Coincidence, Fate, and Large Numbers

I recently got a letter from the DMV that said “…you may believe that you’re a good driver, but your record shows that you are not a safe as you might think.” Below their friendly “warning” was a summary of the two speeding infractions that had recently been added to my record a month apart. My first thought: “Ha! Little do they know that I had a third ticket erased by driving school.” My second: “Wait a second…how does two tickets in two months equate to being a bad driver? There must be thousands of people getting a letter like this!” A quick calculation shows that a driver who gets a ticket once every 10 years on average - by no means a surefire bad driver - has a 1 in 7200 chance of getting tickets in back-to-back months. Long odds, to be sure, not that rare when you consider that there are roughy 200 million licensed drivers in the US.

Put yourself in my shoes? Would you curse your shitty luck? Blame a bored police force? Accept it and find a nearby bar with cheap - no, really-cheap-natty light-because-you-can’t-afford-craft beer? All of the above? First, let’s change the situation: imagine that instead of getting back to back tickets, you found an incredible job and future husband/wife in back-to-back months. What would you think? Would you think of it as “things happening for a reason”, divine intervention, fate, or the ultimate realization of your amazing professional and socio-sexual talents?
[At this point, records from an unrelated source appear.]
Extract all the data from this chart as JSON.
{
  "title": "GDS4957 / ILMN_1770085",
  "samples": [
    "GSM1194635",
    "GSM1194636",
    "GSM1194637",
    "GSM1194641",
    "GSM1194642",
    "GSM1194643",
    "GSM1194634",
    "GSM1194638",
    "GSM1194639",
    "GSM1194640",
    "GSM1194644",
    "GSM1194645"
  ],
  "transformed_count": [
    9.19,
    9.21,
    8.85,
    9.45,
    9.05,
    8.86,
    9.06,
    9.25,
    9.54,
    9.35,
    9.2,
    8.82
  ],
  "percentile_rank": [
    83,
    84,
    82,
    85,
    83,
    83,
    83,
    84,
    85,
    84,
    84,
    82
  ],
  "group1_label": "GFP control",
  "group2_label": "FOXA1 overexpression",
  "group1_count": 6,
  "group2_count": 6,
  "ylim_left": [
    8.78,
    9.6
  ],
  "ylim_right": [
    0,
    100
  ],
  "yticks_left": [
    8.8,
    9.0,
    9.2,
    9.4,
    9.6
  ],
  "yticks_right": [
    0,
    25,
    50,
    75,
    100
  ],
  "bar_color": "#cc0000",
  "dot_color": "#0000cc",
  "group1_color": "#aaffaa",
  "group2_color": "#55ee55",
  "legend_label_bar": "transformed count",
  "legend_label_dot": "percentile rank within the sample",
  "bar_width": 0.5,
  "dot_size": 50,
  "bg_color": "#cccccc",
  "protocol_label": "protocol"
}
Before you answer that, let’s look at this from a different perspective. In between the ages of 22 (approximate college graduation age) and 32, a span of 10 years (same as the speeding example), on average people will find both a) a job they’re at least a bit excited about, and b) a potential spouse (Clarification: I’m using rough estimates from Baby Boomers/Gen X data, and the probability is admittedly much lower with the Millennial generation, but bear with me here, this is only meant to be an approximation). While not precise, the odds of such an event (exciting job + potential spouse in back-to-back months) happening does not significantly differ from the speeding ticket example. And given that there are roughly 50 million people in the 22-32 age range in the US, that means that roughly 7000 people in that span should be expected to experience such fortune purely by chance.
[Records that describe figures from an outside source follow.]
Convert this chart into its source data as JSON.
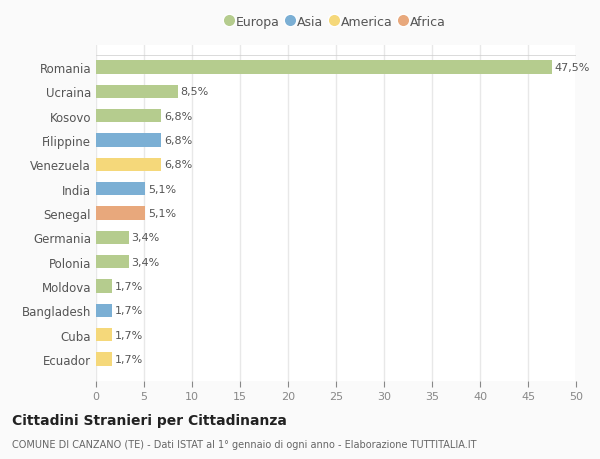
{
  "categories": [
    "Romania",
    "Ucraina",
    "Kosovo",
    "Filippine",
    "Venezuela",
    "India",
    "Senegal",
    "Germania",
    "Polonia",
    "Moldova",
    "Bangladesh",
    "Cuba",
    "Ecuador"
  ],
  "values": [
    47.5,
    8.5,
    6.8,
    6.8,
    6.8,
    5.1,
    5.1,
    3.4,
    3.4,
    1.7,
    1.7,
    1.7,
    1.7
  ],
  "labels": [
    "47,5%",
    "8,5%",
    "6,8%",
    "6,8%",
    "6,8%",
    "5,1%",
    "5,1%",
    "3,4%",
    "3,4%",
    "1,7%",
    "1,7%",
    "1,7%",
    "1,7%"
  ],
  "continent": [
    "Europa",
    "Europa",
    "Europa",
    "Asia",
    "America",
    "Asia",
    "Africa",
    "Europa",
    "Europa",
    "Europa",
    "Asia",
    "America",
    "America"
  ],
  "colors": {
    "Europa": "#b5cc8e",
    "Asia": "#7bafd4",
    "America": "#f5d87a",
    "Africa": "#e8a87c"
  },
  "legend_order": [
    "Europa",
    "Asia",
    "America",
    "Africa"
  ],
  "title": "Cittadini Stranieri per Cittadinanza",
  "subtitle": "COMUNE DI CANZANO (TE) - Dati ISTAT al 1° gennaio di ogni anno - Elaborazione TUTTITALIA.IT",
  "xlim": [
    0,
    50
  ],
  "xticks": [
    0,
    5,
    10,
    15,
    20,
    25,
    30,
    35,
    40,
    45,
    50
  ],
  "background_color": "#fafafa",
  "plot_bg_color": "#ffffff",
  "grid_color": "#e8e8e8"
}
What does this mean? Simply put, human beings did not evolve to understand how large numbers and probabilities affect our lives, a limitation closely tied to our intuitive notion of cause and effect. We’re hardwired to believe that events that occur close together are related and often causal, something that probably helped us survive before we developed tools, fire, electricity, and modern technology. This phenomenon is what drives people to believe that dancing creates rain (ex: Tom was dancing and it rained, therefore dancing creates rain), that walking under a ladder is bad luck (ex: look at Bob - he did that and he got hit by a car afterwards), and that knocking on wood does, well, anything (knock on wood). There are 31,536,000 seconds in a year, seconds in which thoughts and actions are occurring almost constantly, and almost 7 billion people on the planet - coincidences (good and bad) are going to happen, and they’re going to happen A LOT.

When I used to play poker full-time, I was always amused by conversations with people who believed that things like phase of the moon or weather affected their luck - not surprisingly, those people were always losing their money. The reality is much simpler: poker is a game of skill and a game of chance. The best hand may not hold up often in a single session or even over due to bad luck (the equivalent of getting those back-to-back speeding tickets) but in the long run you’re going to win money when you’re consistently getting your money in with hands that are better than your opponents’.

So, what’s the point? Well, it’s pretty simple really: just like poker, life is part luck and part skill. In the short term, a series of good things or a series of bad things may very well occur together. So if you experience an unexpected bout of crappy luck in your love, professional, or social life - don’t put too much stock in it. We’re all going to experience that at some point no matter what we do, and it’s easy to draw incorrect and potentially unhealthy conclusions from it. To paraphrase, shit happens. Furthermore, you actually have a good degree of control over how often good or bad things happen in your life - the “skill” of life, if you will. By increasing the things more likely to lead to good outcomes (e.g. eating well, working hard, exercising, getting negative people out of your life) and decreasing the things that are more likely to lead to bad outcomes (e.g. spending more than 2 consecutive nights in Vegas), you’ll significantly improve the odds that you’ll experience more fortune than misfortune in your life. That’s what I’d call karma an amazing consequence of mathematics.